Al giornalista Barak Ravid su ‘The Axios Show’, poco prima di lasciare New York dopo l’intervento all’Assemblea generale dell’Onu per fare rientro a Kiev, ha anche promesso di chiedere al Parlamento ucraino, in caso di cessate il fuoco, di organizzare le attese elezioni, rinviate a causa del conflitto. Ha detto di essere “pronto” a lasciare, rispondendo alla domanda se consideri concluso il suo mandato con la fine della guerra. “Il mio obiettivo è porre fine alla guerra”, non restare alla presidenza, ha affermato.  

E, evidenzia Axios nelle anticipazioni dell’intervista che verrà trasmessa venerdì, ha aggiunto di aver detto al presidente degli Stati Uniti, Donald Trump, durante l’ultimo faccia a faccia, che se si arriverà a un cessate il fuoco “potremo usare questo periodo di tempo” e “posso dare questo segnale al Parlamento”. 

Zelensky, eletto nel 2019 per un mandato di cinque anni, ha precisato di comprendere che la popolazione potrebbe volere “un leader” con “un nuovo mandato”. “Durante il cessate il fuoco, penso la sicurezza possa dare la possibilità di organizzare elezioni”, ha affermato sulle sfide nell’organizzazione del voto in un Paese oggi con milioni di sfollati e territori controllati dalle forze russe. “Se finiremo la guerra con i russi, sì, sono pronto a non presentarmi” alle elezioni, ha detto.  
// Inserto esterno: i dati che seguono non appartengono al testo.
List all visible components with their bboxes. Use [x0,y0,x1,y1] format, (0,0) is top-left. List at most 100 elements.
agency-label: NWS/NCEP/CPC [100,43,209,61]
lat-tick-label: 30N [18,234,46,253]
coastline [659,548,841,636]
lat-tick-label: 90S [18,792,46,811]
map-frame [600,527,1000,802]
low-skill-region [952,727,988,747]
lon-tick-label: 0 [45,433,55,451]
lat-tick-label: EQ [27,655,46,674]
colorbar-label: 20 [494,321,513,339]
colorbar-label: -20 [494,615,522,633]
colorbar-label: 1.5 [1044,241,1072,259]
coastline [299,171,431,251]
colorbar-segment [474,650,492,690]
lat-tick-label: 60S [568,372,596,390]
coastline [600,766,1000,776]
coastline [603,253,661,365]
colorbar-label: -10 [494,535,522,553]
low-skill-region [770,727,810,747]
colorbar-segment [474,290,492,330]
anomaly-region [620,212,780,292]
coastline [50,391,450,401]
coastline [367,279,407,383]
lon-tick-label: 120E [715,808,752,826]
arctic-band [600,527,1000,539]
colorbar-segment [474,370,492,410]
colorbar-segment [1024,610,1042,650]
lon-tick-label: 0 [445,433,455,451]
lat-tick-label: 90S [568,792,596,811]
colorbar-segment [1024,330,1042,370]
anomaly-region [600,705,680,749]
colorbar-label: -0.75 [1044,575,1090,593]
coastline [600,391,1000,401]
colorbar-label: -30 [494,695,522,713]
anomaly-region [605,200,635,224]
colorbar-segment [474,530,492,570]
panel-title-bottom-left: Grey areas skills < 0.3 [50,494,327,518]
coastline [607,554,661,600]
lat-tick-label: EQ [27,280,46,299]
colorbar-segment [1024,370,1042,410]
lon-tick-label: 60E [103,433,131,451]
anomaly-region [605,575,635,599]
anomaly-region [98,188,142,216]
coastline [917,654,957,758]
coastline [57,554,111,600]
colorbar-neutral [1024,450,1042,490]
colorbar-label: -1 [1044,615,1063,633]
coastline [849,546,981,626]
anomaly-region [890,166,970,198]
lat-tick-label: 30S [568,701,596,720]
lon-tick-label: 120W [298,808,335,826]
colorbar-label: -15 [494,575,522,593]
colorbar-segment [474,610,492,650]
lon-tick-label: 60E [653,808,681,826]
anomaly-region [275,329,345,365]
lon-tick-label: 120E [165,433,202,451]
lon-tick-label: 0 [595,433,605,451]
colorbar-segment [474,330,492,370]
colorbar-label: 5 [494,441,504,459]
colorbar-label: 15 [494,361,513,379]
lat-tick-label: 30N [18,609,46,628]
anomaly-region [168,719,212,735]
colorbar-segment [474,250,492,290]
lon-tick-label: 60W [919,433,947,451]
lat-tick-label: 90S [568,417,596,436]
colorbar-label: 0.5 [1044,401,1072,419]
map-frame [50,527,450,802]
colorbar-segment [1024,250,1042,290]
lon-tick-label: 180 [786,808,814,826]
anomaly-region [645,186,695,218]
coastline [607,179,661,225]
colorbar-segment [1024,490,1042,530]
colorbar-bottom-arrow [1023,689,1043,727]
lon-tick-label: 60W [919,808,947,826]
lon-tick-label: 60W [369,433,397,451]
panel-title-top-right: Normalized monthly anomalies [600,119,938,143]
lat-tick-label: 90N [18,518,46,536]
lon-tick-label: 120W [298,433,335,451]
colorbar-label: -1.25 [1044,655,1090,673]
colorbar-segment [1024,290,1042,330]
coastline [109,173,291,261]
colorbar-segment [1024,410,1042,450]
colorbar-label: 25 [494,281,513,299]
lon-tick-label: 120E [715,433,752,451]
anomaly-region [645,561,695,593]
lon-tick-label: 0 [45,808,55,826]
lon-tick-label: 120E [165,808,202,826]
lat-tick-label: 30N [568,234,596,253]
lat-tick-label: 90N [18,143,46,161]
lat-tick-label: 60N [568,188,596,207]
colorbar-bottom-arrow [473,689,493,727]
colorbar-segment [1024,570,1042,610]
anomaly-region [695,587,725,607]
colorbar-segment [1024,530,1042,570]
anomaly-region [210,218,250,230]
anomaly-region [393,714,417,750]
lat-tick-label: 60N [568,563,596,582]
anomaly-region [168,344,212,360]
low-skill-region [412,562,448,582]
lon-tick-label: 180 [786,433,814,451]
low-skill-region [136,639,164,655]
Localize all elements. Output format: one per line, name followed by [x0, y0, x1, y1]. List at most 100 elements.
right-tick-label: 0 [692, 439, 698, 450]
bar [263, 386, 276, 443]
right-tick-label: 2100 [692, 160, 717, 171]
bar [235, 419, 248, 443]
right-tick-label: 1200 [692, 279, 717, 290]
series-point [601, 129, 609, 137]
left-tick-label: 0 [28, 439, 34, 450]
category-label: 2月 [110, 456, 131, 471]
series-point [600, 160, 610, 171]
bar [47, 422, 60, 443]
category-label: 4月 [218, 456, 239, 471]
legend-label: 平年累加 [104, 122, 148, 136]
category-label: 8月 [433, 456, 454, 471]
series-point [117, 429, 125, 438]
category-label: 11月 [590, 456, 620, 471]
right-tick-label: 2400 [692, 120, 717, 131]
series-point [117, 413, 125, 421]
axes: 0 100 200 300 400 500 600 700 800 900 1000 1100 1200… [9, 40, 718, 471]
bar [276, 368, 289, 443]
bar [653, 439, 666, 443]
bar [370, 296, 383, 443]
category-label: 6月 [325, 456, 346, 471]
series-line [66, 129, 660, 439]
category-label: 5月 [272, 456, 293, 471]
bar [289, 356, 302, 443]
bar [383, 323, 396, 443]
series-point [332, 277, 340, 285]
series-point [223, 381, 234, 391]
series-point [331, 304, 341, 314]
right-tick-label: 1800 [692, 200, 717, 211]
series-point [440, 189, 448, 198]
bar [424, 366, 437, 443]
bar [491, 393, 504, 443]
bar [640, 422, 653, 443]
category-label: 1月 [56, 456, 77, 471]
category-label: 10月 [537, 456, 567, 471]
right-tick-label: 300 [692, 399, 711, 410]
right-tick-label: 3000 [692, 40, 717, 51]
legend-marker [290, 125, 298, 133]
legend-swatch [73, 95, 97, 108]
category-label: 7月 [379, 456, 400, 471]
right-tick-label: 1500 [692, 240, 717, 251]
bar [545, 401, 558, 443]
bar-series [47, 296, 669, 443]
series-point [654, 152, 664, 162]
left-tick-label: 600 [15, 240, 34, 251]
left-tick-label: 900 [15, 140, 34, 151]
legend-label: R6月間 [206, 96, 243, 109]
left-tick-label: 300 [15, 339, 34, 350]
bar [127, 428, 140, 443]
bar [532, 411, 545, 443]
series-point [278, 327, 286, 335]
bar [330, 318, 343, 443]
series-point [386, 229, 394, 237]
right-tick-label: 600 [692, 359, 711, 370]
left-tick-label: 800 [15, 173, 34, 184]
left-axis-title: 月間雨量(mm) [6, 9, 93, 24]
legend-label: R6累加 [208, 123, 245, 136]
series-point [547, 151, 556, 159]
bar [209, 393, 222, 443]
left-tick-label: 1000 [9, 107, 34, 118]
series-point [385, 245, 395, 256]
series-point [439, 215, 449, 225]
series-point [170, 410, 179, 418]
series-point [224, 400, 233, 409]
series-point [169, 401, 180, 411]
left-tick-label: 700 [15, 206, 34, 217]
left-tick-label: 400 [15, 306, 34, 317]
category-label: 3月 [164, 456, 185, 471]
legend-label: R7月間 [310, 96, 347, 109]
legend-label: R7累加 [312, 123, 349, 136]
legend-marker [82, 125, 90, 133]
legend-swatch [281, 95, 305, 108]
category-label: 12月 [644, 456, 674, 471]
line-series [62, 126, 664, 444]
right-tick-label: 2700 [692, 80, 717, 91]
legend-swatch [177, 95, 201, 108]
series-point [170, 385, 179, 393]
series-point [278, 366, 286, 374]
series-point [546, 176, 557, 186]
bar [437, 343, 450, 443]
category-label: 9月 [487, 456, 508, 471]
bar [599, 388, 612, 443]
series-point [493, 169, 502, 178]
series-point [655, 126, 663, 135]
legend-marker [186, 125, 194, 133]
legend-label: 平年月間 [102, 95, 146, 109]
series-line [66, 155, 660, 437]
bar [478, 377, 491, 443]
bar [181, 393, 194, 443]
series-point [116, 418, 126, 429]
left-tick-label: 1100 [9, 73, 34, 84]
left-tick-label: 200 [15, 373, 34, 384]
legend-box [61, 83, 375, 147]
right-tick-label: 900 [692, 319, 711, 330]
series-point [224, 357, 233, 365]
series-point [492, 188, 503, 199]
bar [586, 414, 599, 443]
Il presidente ucraino ha detto ancora che se la Russia non porrà fine al conflitto avviato più di tre anni fa con l’invasione su vasta scala dell’Ucraina, i funzionari delle stanze del Cremlino dovrebbero accertarsi di sapere dove si trovano i rifugi più vicini. E ha poi aggiunto di avere il sostegno esplicito di Donald Trump a colpire obiettivi russi, come siti per la fabbricazione di armi e infrastrutture energetiche. “Li useremo”, ha affermato in riferimento alla possibilità che l’Ucraina ottenga altri armamenti a lungo raggio dagli Stati Uniti. 

Al giornalista di Axios Barak Ravid, Zelensky ha detto di aver chiesto a Trump, durante l’ultimo faccia a faccia a margine dell’Assemblea generale delle Nazioni Unite a New York, un nuovo sistema d’arma che – ha sostenuto – costringerebbe il leader russo Vladimir Putin a sedersi al tavolo dei negoziati. L’Ucraina non colpirà i civili, ha assicurato, perché “non siamo terroristi”. 

Ma ha lasciato intendere un riferimento ai centri del potere. “Devono sapere dove si trovano i rifugi – ha affermato – Ne hanno bisogno. Se non porranno fine alla guerra ne avranno bisogno in ogni caso”. “Se ci attaccheranno risponderemo – ha ribadito – Se attaccheranno il nostro settore dell’energia, il presidente Trump sostiene il fatto che possiamo rispondere sull’energia”. E per Zelensky, Trump sarebbe sulla stessa linea per quanto riguarda fabbriche di droni e siti missilistici. “La nostra popolazione odia i russi perché hanno iniziato la guerra e ci uccidono, ma – ha affermato nelle anticipazioni – la nostra gente capisce che non abbiamo bisogno di attaccare i civili”.